Après la première crise pétrolière et alors que le gouvernement américain s’apprête à instaurer les normes de consommation CAFE, les constructeurs américains voient dans le turbo la réponse à leurs problèmes.
Ainsi, dès 1979, pour son renouvellement sur la plate-forme Fox, la Ford Mustang bénéficie d’une motorisation turbocompressée. Elle est basée sur le moteur 2,3 litres Lima (du nom de son usine de fabrication, à Lima dans l’Ohio), inauguré dans les Pinto et Mustang II en 1974. Sur papier, le bloc turbo génère une puissance similaire à celle du V8 5,0 litres (131 et 140 chevaux respectivement) tout en baissant la consommation et en améliorant la tenue de route grâce à un poids réduit sur le train avant. Dans les faits, il s’avère manquer de raffinement (alimentation par carburateur et gestion mécanique de la pression) ainsi qu'avoir une fiabilité parfois douteuse.
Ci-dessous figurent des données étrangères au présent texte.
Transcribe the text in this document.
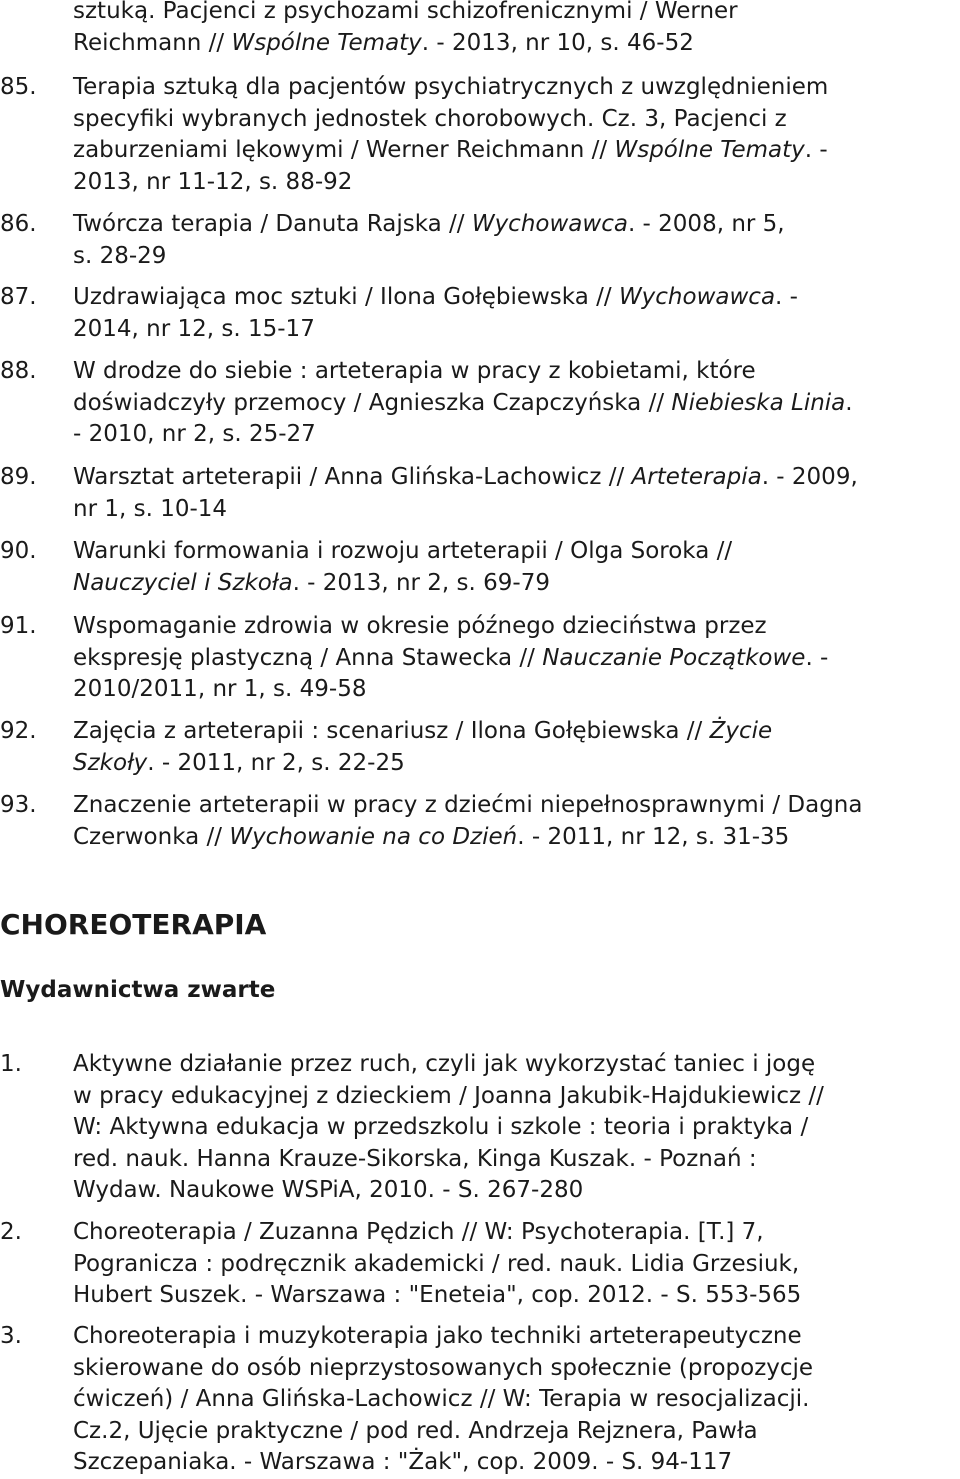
sztuką. Pacjenci z psychozami schizofrenicznymi / Werner
Reichmann // Wspólne Tematy. - 2013, nr 10, s. 46-52
85. Terapia sztuką dla pacjentów psychiatrycznych z uwzględnieniem
specyfiki wybranych jednostek chorobowych. Cz. 3, Pacjenci z
zaburzeniami lękowymi / Werner Reichmann // Wspólne Tematy. -
2013, nr 11-12, s. 88-92
86. Twórcza terapia / Danuta Rajska // Wychowawca. - 2008, nr 5,
s. 28-29
87. Uzdrawiająca moc sztuki / Ilona Gołębiewska // Wychowawca. -
2014, nr 12, s. 15-17
88. W drodze do siebie : arteterapia w pracy z kobietami, które
doświadczyły przemocy / Agnieszka Czapczyńska // Niebieska Linia.
- 2010, nr 2, s. 25-27
89. Warsztat arteterapii / Anna Glińska-Lachowicz // Arteterapia. - 2009,
nr 1, s. 10-14
90. Warunki formowania i rozwoju arteterapii / Olga Soroka //
Nauczyciel i Szkoła. - 2013, nr 2, s. 69-79
91. Wspomaganie zdrowia w okresie późnego dzieciństwa przez
ekspresję plastyczną / Anna Stawecka // Nauczanie Początkowe. -
2010/2011, nr 1, s. 49-58
92. Zajęcia z arteterapii : scenariusz / Ilona Gołębiewska // Życie
Szkoły. - 2011, nr 2, s. 22-25
93. Znaczenie arteterapii w pracy z dziećmi niepełnosprawnymi / Dagna
Czerwonka // Wychowanie na co Dzień. - 2011, nr 12, s. 31-35
CHOREOTERAPIA
Wydawnictwa zwarte
1. Aktywne działanie przez ruch, czyli jak wykorzystać taniec i jogę
w pracy edukacyjnej z dzieckiem / Joanna Jakubik-Hajdukiewicz //
W: Aktywna edukacja w przedszkolu i szkole : teoria i praktyka /
red. nauk. Hanna Krauze-Sikorska, Kinga Kuszak. - Poznań :
Wydaw. Naukowe WSPiA, 2010. - S. 267-280
2. Choreoterapia / Zuzanna Pędzich // W: Psychoterapia. [T.] 7,
Pogranicza : podręcznik akademicki / red. nauk. Lidia Grzesiuk,
Hubert Suszek. - Warszawa : "Eneteia", cop. 2012. - S. 553-565
3. Choreoterapia i muzykoterapia jako techniki arteterapeutyczne
skierowane do osób nieprzystosowanych społecznie (propozycje
ćwiczeń) / Anna Glińska-Lachowicz // W: Terapia w resocjalizacji.
Cz.2, Ujęcie praktyczne / pod red. Andrzeja Rejznera, Pawła
Szczepaniaka. - Warszawa : "Żak", cop. 2009. - S. 94-117
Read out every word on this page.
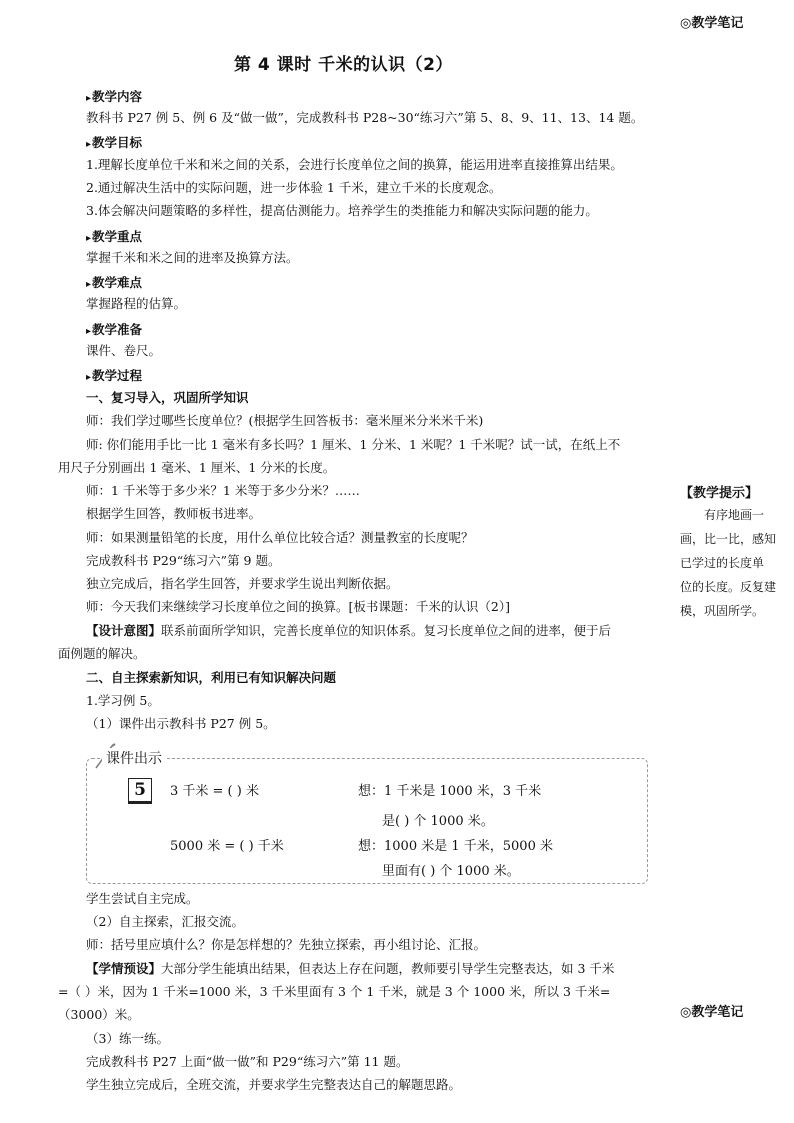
◎教学笔记
第 4 课时 千米的认识（2）
▸ 教学内容
教科书 P27 例 5、例 6 及“做一做”，完成教科书 P28~30“练习六”第 5、8、9、11、13、14 题。
▸ 教学目标
1.理解长度单位千米和米之间的关系，会进行长度单位之间的换算，能运用进率直接推算出结果。
2.通过解决生活中的实际问题，进一步体验 1 千米，建立千米的长度观念。
3.体会解决问题策略的多样性，提高估测能力。培养学生的类推能力和解决实际问题的能力。
▸ 教学重点
掌握千米和米之间的进率及换算方法。
▸ 教学难点
掌握路程的估算。
▸ 教学准备
课件、卷尺。
▸ 教学过程
一、复习导入，巩固所学知识
师：我们学过哪些长度单位？(根据学生回答板书：毫米厘米分米米千米)
师: 你们能用手比一比 1 毫米有多长吗？1 厘米、1 分米、1 米呢？1 千米呢？试一试，在纸上不
用尺子分别画出 1 毫米、1 厘米、1 分米的长度。
师：1 千米等于多少米？1 米等于多少分米？……
根据学生回答，教师板书进率。
师：如果测量铅笔的长度，用什么单位比较合适？测量教室的长度呢？
完成教科书 P29“练习六”第 9 题。
独立完成后，指名学生回答，并要求学生说出判断依据。
师：今天我们来继续学习长度单位之间的换算。[板书课题：千米的认识（2）]
【设计意图】联系前面所学知识，完善长度单位的知识体系。复习长度单位之间的进率，便于后
面例题的解决。
二、自主探索新知识，利用已有知识解决问题
1.学习例 5。
（1）课件出示教科书 P27 例 5。
课件出示
5	3 千米 = ( ) 米	想：1 千米是 1000 米，3 千米
是( ) 个 1000 米。
5000 米 = ( ) 千米	想：1000 米是 1 千米，5000 米
里面有( ) 个 1000 米。
学生尝试自主完成。
（2）自主探索，汇报交流。
师：括号里应填什么？你是怎样想的？先独立探索，再小组讨论、汇报。
【学情预设】大部分学生能填出结果，但表达上存在问题，教师要引导学生完整表达，如 3 千米
=（ ）米，因为 1 千米=1000 米，3 千米里面有 3 个 1 千米，就是 3 个 1000 米，所以 3 千米=
（3000）米。
（3）练一练。
完成教科书 P27 上面“做一做”和 P29“练习六”第 11 题。
学生独立完成后，全班交流，并要求学生完整表达自己的解题思路。
【教学提示】
有序地画一
画，比一比，感知
已学过的长度单
位的长度。反复建
模，巩固所学。
◎教学笔记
Après avoir vu sa puissance monter à 150 chevaux pour les millésimes 1980 et 1981, il est retiré du marché en 1982 pour être profondément retravaillé. La même année, le V8 5,0 litres fait son retour (après avoir été remplacé par un 4,2 litres de 117 chevaux en 1980 pour satisfaire les normes de consommation) sous une forme « High Output » de 157 chevaux. Un fait qui aura son importance plus tard…
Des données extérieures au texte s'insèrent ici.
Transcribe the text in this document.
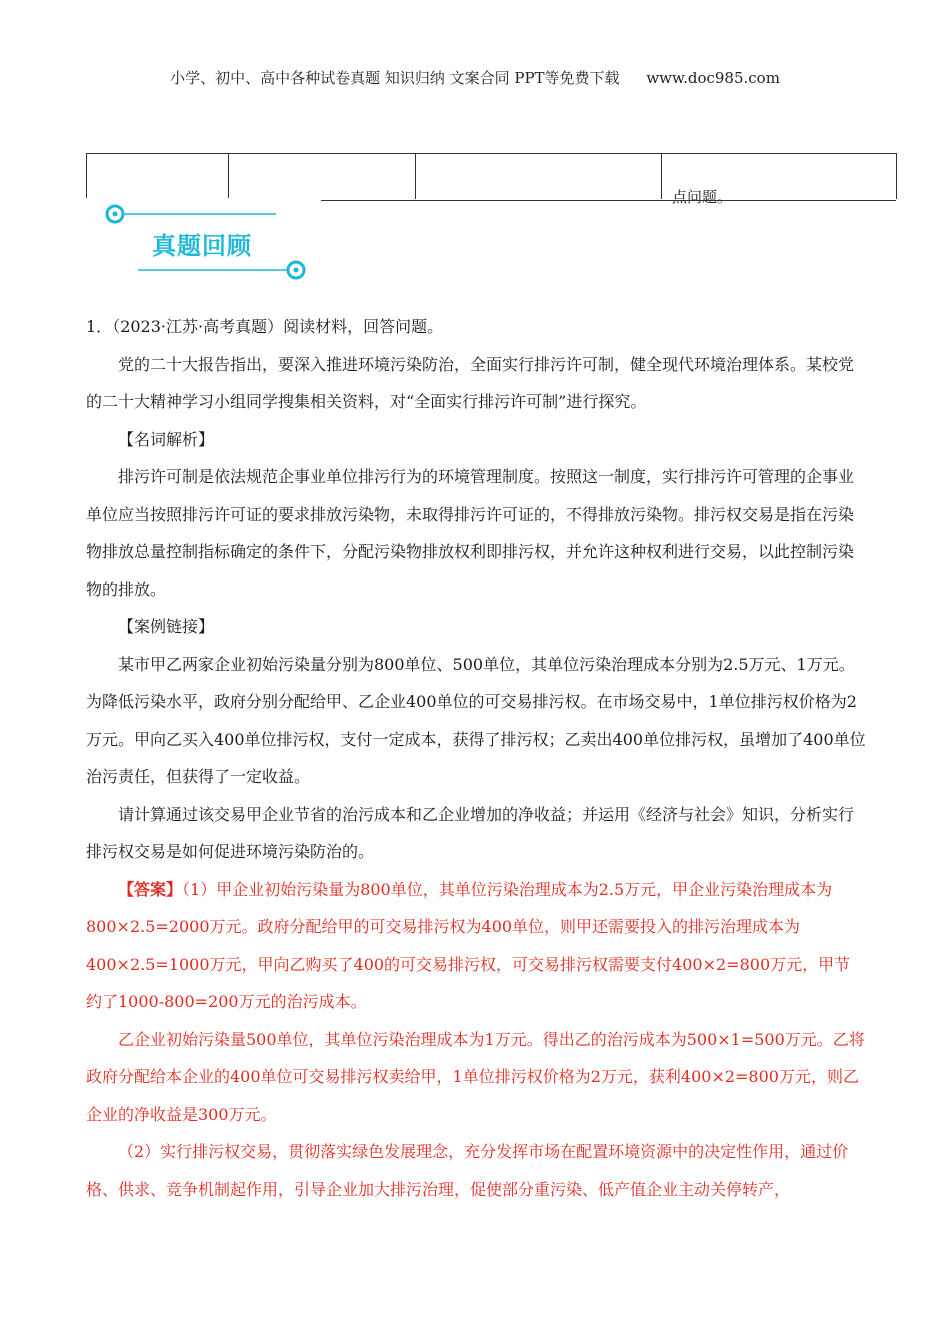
小学、初中、高中各种试卷真题 知识归纳 文案合同 PPT等免费下载 www.doc985.com
点问题。
真题回顾

1．（2023·江苏·高考真题）阅读材料，回答问题。

党的二十大报告指出，要深入推进环境污染防治，全面实行排污许可制，健全现代环境治理体系。某校党的二十大精神学习小组同学搜集相关资料，对“全面实行排污许可制”进行探究。

【名词解析】

排污许可制是依法规范企事业单位排污行为的环境管理制度。按照这一制度，实行排污许可管理的企事业单位应当按照排污许可证的要求排放污染物，未取得排污许可证的，不得排放污染物。排污权交易是指在污染物排放总量控制指标确定的条件下，分配污染物排放权利即排污权，并允许这种权利进行交易，以此控制污染物的排放。

【案例链接】

某市甲乙两家企业初始污染量分别为800单位、500单位，其单位污染治理成本分别为2.5万元、1万元。为降低污染水平，政府分别分配给甲、乙企业400单位的可交易排污权。在市场交易中，1单位排污权价格为2万元。甲向乙买入400单位排污权，支付一定成本，获得了排污权；乙卖出400单位排污权，虽增加了400单位治污责任，但获得了一定收益。

请计算通过该交易甲企业节省的治污成本和乙企业增加的净收益；并运用《经济与社会》知识，分析实行排污权交易是如何促进环境污染防治的。

【答案】（1）甲企业初始污染量为800单位，其单位污染治理成本为2.5万元，甲企业污染治理成本为800×2.5=2000万元。政府分配给甲的可交易排污权为400单位，则甲还需要投入的排污治理成本为400×2.5=1000万元，甲向乙购买了400的可交易排污权，可交易排污权需要支付400×2=800万元，甲节约了1000-800=200万元的治污成本。

乙企业初始污染量500单位，其单位污染治理成本为1万元。得出乙的治污成本为500×1=500万元。乙将政府分配给本企业的400单位可交易排污权卖给甲，1单位排污权价格为2万元，获利400×2=800万元，则乙企业的净收益是300万元。

（2）实行排污权交易，贯彻落实绿色发展理念，充分发挥市场在配置环境资源中的决定性作用，通过价格、供求、竞争机制起作用，引导企业加大排污治理，促使部分重污染、低产值企业主动关停转产，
En 1983, le moteur 2,3 litres turbo revient, cette fois-ci avec une injection électronique. C’est dans ce contexte qu’arrive une Mustang sous adrénaline, développée par le speed shop interne de Ford…
SVO
Si pour Ford, les années 60 ont été les années Total Performance, les années 70 ont été un peu plus difficiles. Au début des années 80, la direction du constructeur à l’ovale recommence à penser compétition et fonde en 1981 la division Special Vehicle Operations. Le but de SVO est de gérer les programmes de course, la distribution de pièces de performance et de créer des véhicules de route utilisant les apprentissages de la piste. Elle est dirigée par Michael Kranefuss. Une précédente édition limitée avait montré le potentiel du moteur turbo, la McLaren M81 (rien à voir avec le fabricant anglais de supercars). Elle venait avec 175 chevaux, des ailes surgonflées, des roues BBS et des sièges Recaro mais son prix de 25 000 $ US (soit 5 fois celui d’une Mustang) restreindra sa production à 10 exemplaires.
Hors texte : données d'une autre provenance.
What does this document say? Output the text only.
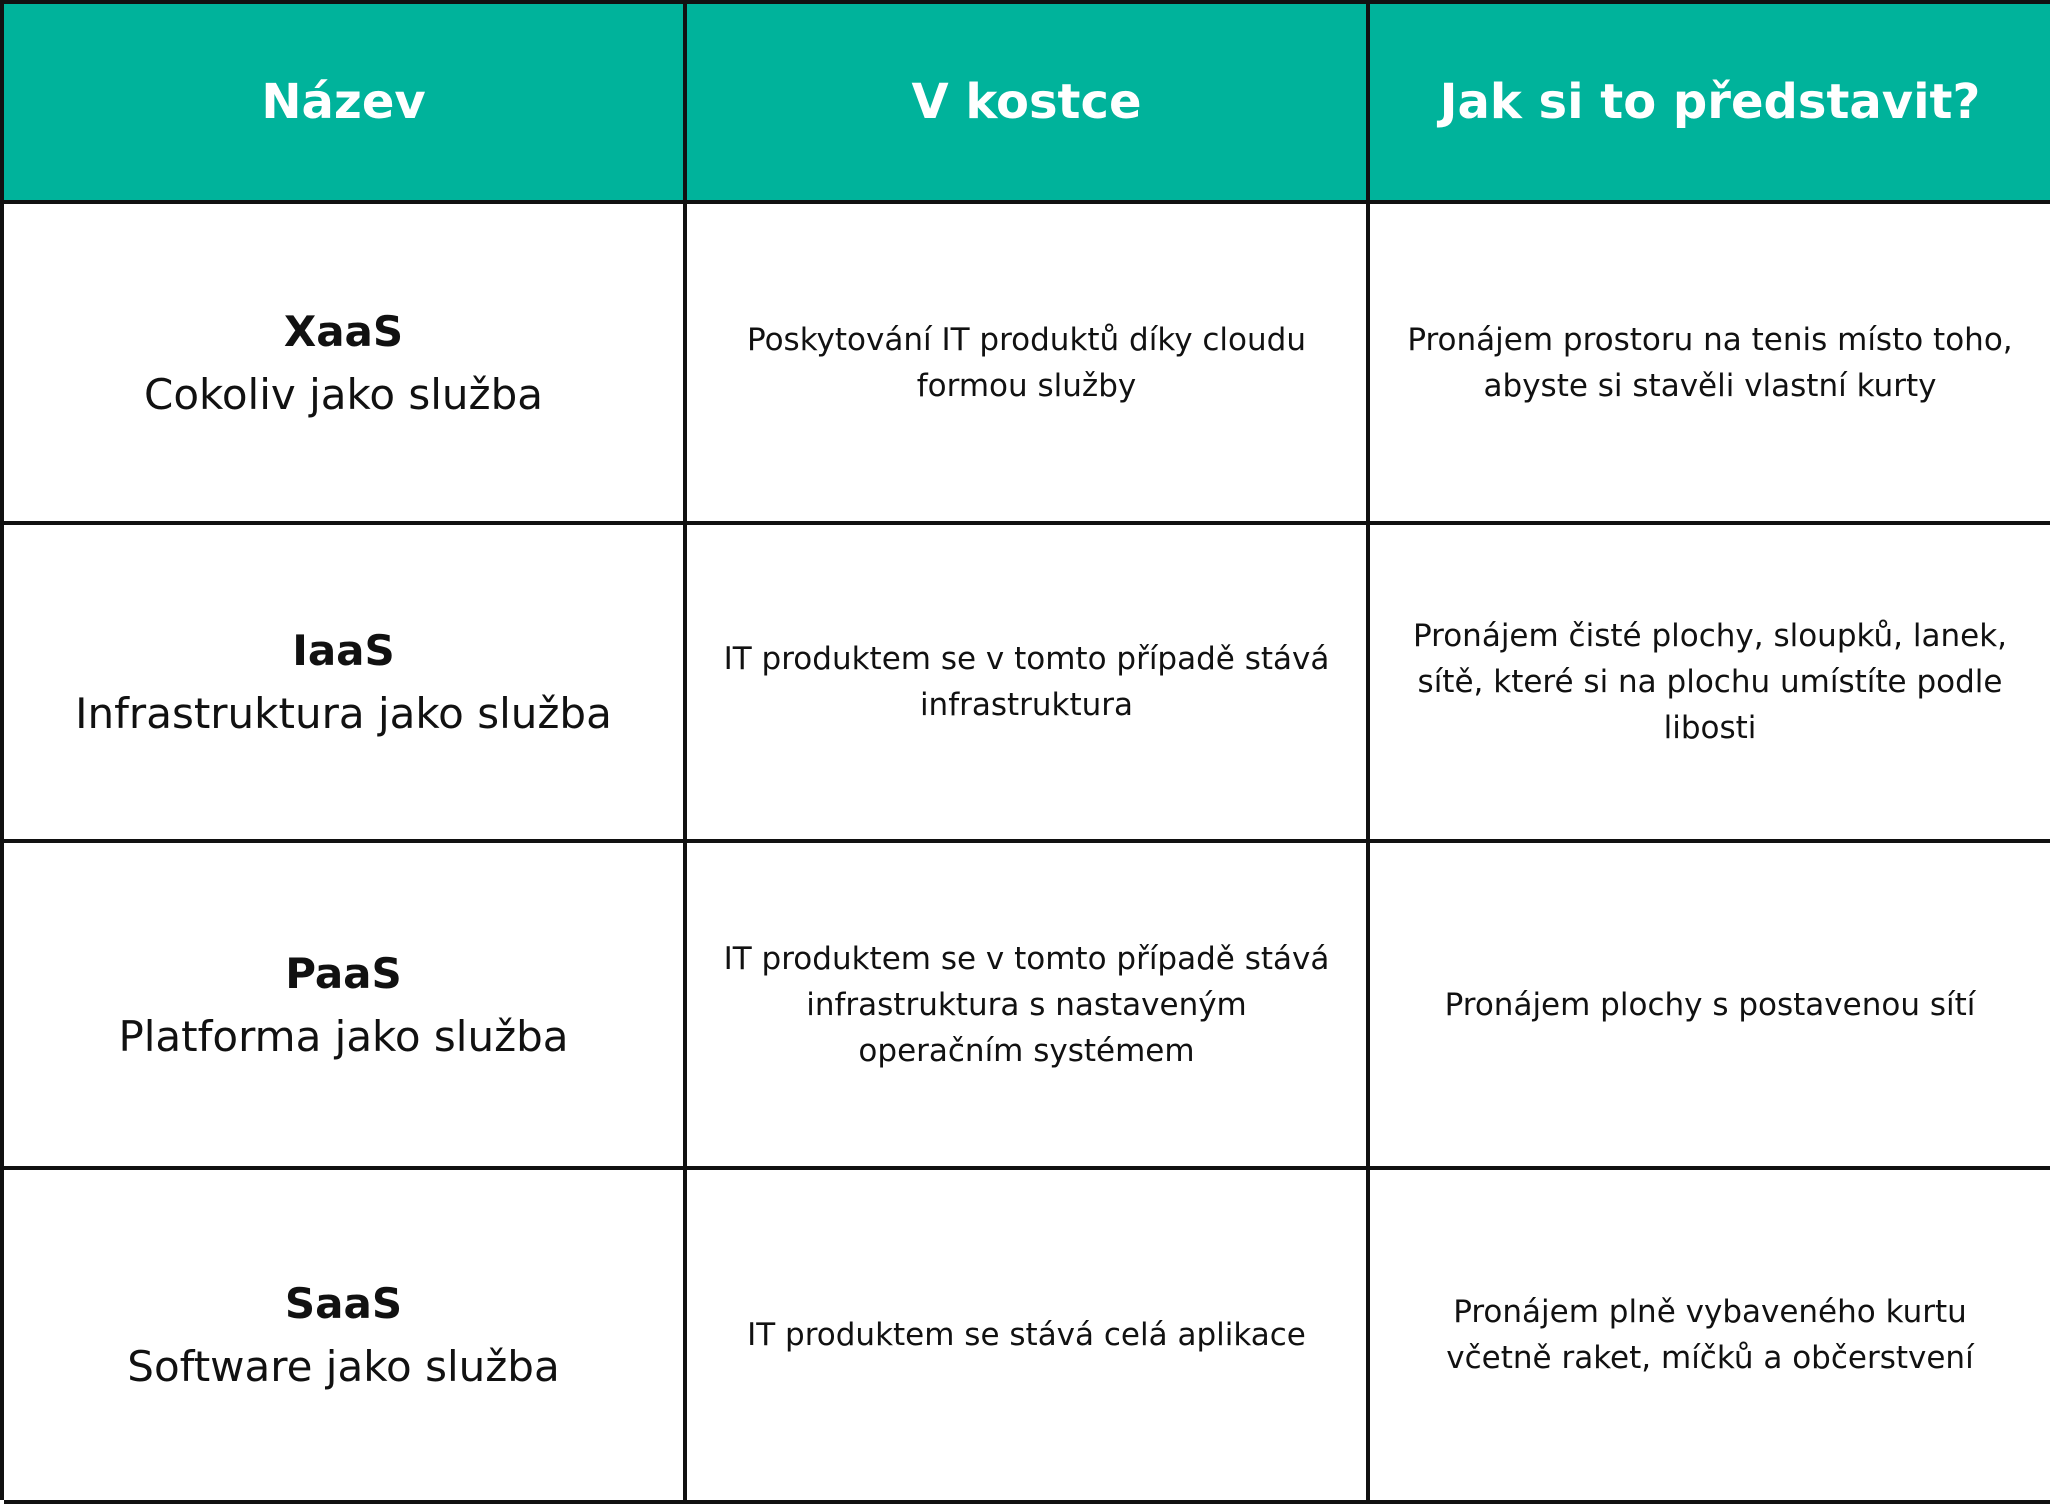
Název	V kostce	Jak si to představit?
XaaS
Cokoliv jako služba
Poskytování IT produktů díky cloudu formou služby
Pronájem prostoru na tenis místo toho, abyste si stavěli vlastní kurty
IaaS
Infrastruktura jako služba
IT produktem se v tomto případě stává infrastruktura
Pronájem čisté plochy, sloupků, lanek, sítě, které si na plochu umístíte podle libosti
PaaS
Platforma jako služba
IT produktem se v tomto případě stává infrastruktura s nastaveným operačním systémem
Pronájem plochy s postavenou sítí
SaaS
Software jako služba
IT produktem se stává celá aplikace
Pronájem plně vybaveného kurtu včetně raket, míčků a občerstvení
Des prototypes de Mustang SVO courent sur piste en 1982 et 1983 avant la présentation au grand public en 1984.
Un savant jeu de meccano
La gamme Mustang 1984 n’offre pas moins de 6 motorisations : 4 cylindres 2,3 litres (88 chevaux), V6 3,8 litres (120 chevaux), V8 5,0 litres (injection électronique, 165 chevaux), V8 5,0 litres HO (carburateur 4 corps, 175 chevaux), 4 cylindres 2,3 litres turbo (145 chevaux) et, finalement, le 4 cylindres 2,3 litres turbo unique à la SVO (175 chevaux).
Si la Mustang SVO n’est pas plus puissante qu’une GT HO, elle possède d’autres atouts sur la route. Ses concepteurs l’ont intentionnellement voulue capable d’enrouler les virages « à l’européenne ». Pour cela, elle peut compter sur des épures de suspension revues, des amortisseurs Koni réglables en 3 positions aux 4 roues, deux amortisseurs quasi verticaux additionnels afin d’assurer la stabilisation de l’essieu arrière (à partir de décembre 1983), une barre antiroulis plus épaisse, un boîtier de direction plus direct de chez TRW, quatre freins à disque (provenant de la Lincoln Mark VII, aussi basée sur la plate-forme Fox) et des roues de 16 pouces montées sur des Goodyear NCT.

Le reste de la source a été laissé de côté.